Java Search API

The TokenSearch class in the org.jqurantree.search package allows searches to be performed against the orthography model. It is possible to search for tokens using an exact string match, or a substring search can be performed which will look for text within a token. The TokenSearch class is used by performing the following steps:

Step 1.	Initiate a new TokenSearch instance by specifying which encoding type to use, e.g. Buckwalter transliteration, or Unicode. All string comparisons will be performed using the specified encoding type.
Step 2.	Define the search criteria through calls to findToken() and findSubstring().
Step 3.	Run the search by calling the getResults() method.

The findToken() and findSubstring() methods add to the list of search criteria, and each take as parameter a string in the specified encoding. The difference between the two methods is that findToken() will list all tokens matching the string parameter exactly, whereas findSubstring() will list all tokens containing the text parameter as a substring. After performing the search, the getResults() method returns an analysis table with 4 columns:

- The chapter number.
- The verse number.
- The token number.
- The token's text in the specified encoding.

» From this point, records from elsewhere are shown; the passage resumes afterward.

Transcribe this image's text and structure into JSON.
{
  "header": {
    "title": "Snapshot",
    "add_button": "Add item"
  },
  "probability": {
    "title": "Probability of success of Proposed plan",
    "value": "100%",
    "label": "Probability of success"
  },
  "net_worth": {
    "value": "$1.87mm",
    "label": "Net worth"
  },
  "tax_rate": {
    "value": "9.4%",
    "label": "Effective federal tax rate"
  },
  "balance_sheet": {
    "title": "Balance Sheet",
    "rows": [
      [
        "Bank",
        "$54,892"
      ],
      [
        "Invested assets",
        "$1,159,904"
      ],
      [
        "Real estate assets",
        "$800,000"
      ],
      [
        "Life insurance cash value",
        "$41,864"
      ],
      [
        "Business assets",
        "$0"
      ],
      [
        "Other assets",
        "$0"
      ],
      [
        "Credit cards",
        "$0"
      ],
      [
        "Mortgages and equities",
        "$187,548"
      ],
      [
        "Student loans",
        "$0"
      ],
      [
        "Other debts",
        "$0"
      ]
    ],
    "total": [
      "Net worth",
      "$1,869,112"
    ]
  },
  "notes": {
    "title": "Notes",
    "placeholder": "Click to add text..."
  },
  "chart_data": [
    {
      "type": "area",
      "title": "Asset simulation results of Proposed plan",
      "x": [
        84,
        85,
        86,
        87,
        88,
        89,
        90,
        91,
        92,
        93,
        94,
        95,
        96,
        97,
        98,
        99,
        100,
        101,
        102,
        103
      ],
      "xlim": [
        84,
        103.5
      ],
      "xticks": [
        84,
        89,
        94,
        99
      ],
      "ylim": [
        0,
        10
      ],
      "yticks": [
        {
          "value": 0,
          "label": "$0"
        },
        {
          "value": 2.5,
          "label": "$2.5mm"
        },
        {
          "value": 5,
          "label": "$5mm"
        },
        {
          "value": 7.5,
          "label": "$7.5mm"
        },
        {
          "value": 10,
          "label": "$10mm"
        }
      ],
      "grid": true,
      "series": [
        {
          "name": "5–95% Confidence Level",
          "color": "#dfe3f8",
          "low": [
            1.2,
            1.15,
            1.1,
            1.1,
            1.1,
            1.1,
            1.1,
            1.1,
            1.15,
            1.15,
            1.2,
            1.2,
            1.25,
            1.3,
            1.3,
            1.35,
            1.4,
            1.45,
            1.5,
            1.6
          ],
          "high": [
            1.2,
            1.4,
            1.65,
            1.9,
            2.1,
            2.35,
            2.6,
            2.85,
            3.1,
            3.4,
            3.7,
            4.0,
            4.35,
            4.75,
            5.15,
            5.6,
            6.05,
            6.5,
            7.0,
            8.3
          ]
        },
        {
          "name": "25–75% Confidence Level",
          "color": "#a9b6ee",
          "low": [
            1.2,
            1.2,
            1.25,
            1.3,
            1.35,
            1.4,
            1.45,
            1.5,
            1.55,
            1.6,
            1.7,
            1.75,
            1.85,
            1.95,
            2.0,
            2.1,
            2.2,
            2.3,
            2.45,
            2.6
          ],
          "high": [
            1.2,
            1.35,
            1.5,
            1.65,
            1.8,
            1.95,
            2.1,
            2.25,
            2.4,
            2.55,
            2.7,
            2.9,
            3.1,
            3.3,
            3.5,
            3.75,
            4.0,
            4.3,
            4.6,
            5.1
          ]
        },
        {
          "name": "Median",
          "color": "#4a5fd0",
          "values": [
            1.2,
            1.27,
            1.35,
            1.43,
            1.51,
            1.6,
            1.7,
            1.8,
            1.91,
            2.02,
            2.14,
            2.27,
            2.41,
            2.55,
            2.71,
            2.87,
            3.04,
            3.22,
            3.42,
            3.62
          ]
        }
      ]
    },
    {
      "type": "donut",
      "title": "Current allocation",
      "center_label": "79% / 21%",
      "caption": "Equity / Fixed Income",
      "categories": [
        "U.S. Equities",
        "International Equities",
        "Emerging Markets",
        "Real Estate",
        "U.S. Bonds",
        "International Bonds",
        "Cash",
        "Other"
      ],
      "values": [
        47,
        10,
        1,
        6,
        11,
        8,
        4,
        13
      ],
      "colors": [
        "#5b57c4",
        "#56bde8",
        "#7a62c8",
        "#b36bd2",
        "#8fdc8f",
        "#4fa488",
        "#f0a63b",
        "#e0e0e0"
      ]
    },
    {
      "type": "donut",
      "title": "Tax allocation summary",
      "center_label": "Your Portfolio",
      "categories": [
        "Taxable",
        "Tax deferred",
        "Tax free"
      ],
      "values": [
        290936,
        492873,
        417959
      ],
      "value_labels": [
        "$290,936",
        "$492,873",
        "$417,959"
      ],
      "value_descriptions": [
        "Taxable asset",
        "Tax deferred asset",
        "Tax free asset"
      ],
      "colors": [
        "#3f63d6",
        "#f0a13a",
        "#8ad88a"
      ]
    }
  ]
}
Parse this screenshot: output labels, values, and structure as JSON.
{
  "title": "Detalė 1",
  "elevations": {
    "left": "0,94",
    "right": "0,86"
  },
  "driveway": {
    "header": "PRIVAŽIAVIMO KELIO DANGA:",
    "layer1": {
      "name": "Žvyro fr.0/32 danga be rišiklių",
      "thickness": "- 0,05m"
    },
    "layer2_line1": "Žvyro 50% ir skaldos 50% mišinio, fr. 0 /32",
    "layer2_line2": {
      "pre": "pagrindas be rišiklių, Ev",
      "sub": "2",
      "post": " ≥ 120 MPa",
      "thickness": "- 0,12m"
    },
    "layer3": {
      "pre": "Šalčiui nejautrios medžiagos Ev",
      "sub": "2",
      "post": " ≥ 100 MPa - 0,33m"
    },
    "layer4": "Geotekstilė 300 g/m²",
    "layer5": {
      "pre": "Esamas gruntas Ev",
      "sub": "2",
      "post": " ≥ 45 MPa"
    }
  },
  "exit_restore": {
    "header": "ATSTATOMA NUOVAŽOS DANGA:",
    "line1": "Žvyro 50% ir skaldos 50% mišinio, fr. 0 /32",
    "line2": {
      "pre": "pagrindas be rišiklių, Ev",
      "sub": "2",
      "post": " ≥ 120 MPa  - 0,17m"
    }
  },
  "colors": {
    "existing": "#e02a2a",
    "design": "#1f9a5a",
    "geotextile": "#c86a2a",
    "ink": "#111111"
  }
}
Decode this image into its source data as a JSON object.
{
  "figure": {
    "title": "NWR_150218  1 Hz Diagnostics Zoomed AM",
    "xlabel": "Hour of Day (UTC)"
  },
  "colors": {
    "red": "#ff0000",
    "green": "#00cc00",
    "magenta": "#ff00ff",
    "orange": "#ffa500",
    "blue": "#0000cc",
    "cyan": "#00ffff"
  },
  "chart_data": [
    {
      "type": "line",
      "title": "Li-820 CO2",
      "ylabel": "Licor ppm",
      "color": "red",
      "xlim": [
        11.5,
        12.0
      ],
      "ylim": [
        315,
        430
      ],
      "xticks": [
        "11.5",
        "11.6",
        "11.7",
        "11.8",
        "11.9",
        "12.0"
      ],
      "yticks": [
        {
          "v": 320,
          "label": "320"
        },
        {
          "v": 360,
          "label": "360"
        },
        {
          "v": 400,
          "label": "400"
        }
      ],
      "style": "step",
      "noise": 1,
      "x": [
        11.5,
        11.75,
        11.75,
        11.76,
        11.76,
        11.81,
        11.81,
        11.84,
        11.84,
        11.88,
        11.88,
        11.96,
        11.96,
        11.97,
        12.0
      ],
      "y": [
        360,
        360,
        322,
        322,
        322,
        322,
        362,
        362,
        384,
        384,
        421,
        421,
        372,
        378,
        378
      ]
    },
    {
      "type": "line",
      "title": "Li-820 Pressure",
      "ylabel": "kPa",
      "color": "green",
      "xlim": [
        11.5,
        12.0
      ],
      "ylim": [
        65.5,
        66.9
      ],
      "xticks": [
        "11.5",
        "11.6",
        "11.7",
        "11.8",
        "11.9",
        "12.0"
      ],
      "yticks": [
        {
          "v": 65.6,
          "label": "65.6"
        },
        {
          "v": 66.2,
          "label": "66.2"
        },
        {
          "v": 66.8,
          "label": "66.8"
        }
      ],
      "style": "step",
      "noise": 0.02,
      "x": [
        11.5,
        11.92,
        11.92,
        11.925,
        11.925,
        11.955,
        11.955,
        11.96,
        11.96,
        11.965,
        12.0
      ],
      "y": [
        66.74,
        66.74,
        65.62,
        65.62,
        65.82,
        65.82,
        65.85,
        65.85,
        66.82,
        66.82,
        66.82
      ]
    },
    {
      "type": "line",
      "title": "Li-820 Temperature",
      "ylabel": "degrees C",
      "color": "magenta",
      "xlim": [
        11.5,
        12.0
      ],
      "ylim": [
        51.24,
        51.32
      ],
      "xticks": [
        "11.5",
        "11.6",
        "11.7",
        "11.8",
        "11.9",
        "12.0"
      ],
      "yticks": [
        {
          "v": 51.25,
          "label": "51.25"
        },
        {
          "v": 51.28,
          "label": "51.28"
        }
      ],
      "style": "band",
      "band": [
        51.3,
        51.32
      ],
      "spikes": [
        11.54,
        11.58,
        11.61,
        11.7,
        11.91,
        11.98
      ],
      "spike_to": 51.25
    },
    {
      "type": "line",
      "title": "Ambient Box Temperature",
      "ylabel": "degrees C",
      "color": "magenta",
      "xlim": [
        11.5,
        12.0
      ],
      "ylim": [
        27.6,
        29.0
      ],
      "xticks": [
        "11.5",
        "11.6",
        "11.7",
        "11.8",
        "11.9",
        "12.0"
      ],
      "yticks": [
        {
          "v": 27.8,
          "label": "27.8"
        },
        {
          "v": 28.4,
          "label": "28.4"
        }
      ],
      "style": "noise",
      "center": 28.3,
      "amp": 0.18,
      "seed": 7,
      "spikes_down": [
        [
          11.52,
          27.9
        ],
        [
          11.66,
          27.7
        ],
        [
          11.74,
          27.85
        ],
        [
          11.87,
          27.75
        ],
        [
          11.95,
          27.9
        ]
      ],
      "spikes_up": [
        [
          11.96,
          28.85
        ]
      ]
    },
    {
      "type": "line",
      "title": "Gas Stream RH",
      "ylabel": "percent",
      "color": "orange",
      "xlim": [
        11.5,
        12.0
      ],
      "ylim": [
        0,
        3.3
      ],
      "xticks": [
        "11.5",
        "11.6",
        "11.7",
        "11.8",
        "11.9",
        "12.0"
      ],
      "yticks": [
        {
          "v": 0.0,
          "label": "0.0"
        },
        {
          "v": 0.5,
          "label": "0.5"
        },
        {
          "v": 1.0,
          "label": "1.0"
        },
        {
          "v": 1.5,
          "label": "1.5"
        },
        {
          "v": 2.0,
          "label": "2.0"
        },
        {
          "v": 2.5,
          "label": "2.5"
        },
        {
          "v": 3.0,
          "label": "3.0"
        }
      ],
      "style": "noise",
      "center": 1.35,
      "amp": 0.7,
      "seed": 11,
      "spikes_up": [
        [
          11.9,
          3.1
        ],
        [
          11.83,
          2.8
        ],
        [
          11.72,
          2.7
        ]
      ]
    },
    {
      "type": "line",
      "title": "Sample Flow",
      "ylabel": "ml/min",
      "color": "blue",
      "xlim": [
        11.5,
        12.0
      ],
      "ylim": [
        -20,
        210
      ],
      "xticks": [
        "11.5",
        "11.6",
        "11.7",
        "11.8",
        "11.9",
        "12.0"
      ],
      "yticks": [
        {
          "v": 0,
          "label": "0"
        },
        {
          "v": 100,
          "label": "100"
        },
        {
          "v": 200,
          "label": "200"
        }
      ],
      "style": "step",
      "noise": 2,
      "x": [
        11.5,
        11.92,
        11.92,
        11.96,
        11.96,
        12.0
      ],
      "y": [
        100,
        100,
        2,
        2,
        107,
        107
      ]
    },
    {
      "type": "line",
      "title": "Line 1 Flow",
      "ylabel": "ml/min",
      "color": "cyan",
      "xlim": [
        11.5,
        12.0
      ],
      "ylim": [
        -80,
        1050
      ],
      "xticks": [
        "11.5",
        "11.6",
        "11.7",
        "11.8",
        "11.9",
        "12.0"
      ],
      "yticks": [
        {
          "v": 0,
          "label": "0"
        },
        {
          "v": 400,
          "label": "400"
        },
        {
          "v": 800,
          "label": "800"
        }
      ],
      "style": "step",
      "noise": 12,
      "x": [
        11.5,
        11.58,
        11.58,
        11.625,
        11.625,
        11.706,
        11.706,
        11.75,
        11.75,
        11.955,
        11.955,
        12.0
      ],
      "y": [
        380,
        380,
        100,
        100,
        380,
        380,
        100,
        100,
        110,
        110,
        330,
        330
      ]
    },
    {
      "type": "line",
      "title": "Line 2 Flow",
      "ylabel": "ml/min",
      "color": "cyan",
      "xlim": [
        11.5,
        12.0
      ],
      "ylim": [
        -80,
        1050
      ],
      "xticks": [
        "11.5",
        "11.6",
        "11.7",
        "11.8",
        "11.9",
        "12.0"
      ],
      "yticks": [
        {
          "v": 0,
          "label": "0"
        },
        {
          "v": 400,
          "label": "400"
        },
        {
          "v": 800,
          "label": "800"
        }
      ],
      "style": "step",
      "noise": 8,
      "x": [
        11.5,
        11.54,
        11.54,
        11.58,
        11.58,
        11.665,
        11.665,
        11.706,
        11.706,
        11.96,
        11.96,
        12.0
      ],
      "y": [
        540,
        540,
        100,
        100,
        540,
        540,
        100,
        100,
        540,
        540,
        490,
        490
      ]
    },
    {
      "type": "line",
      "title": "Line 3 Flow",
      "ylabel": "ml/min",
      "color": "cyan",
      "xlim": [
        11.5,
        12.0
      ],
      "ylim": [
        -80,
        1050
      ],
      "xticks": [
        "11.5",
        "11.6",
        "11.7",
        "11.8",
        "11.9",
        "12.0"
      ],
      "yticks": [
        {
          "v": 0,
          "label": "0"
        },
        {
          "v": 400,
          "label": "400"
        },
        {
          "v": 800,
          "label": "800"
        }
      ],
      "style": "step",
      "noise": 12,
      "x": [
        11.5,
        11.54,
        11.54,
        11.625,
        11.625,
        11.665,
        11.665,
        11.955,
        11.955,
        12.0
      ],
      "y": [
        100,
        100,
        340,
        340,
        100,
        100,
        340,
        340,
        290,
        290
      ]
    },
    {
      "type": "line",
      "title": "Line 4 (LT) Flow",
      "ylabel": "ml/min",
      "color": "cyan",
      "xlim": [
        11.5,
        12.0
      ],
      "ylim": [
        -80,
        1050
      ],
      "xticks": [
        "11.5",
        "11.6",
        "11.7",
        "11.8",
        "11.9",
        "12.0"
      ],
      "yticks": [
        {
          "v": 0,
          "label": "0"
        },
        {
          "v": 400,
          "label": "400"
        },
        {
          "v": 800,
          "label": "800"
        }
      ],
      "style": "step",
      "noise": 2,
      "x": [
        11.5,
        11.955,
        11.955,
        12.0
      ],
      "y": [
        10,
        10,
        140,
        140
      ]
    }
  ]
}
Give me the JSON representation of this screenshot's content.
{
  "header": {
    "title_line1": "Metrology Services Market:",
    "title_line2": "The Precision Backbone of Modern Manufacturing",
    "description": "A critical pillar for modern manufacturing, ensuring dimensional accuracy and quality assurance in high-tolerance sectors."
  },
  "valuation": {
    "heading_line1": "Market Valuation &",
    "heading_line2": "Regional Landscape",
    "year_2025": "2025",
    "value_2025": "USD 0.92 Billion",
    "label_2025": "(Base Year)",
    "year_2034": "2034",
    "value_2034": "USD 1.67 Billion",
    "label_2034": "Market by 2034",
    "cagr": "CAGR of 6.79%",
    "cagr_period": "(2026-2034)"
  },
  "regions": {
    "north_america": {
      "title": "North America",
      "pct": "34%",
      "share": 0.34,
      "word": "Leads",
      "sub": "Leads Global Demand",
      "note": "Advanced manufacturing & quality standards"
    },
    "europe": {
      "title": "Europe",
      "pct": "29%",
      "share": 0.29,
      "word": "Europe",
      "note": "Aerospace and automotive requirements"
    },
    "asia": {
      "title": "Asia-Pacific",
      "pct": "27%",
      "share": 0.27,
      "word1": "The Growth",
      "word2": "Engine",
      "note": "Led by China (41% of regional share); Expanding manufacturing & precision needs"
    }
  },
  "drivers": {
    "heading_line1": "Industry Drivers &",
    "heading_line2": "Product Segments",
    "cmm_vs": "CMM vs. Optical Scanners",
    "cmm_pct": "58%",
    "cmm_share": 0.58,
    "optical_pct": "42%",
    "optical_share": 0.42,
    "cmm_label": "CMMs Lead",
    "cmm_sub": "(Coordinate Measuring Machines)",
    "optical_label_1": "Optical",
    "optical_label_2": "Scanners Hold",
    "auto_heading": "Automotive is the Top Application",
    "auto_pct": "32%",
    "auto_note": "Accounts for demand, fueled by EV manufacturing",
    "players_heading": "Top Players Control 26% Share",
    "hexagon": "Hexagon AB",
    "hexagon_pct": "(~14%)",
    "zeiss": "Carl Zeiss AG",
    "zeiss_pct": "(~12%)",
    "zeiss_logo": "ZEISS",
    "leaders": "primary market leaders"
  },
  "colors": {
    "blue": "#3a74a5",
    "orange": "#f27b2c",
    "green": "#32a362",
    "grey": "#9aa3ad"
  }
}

The returned analysis table will list all matching tokens together with their location. The search criteria are combined using a Boolean OR, so that if any of the search criteria match, the token will be listed.

Searching without Diacritics

The SearchOptions enumeration can be used to perform a search that is not sensitive to diacritics. When constructing a new TokenSearch instance, SearchOptions.RemoveDiacritics can be specified:

TokenSearch search = new TokenSearch(
    EncodingType.Buckwalter, SearchOptions.RemoveDiacritics);

Example

The token search example contains a Java program which uses the search API to perform both exact string matches and substring matches.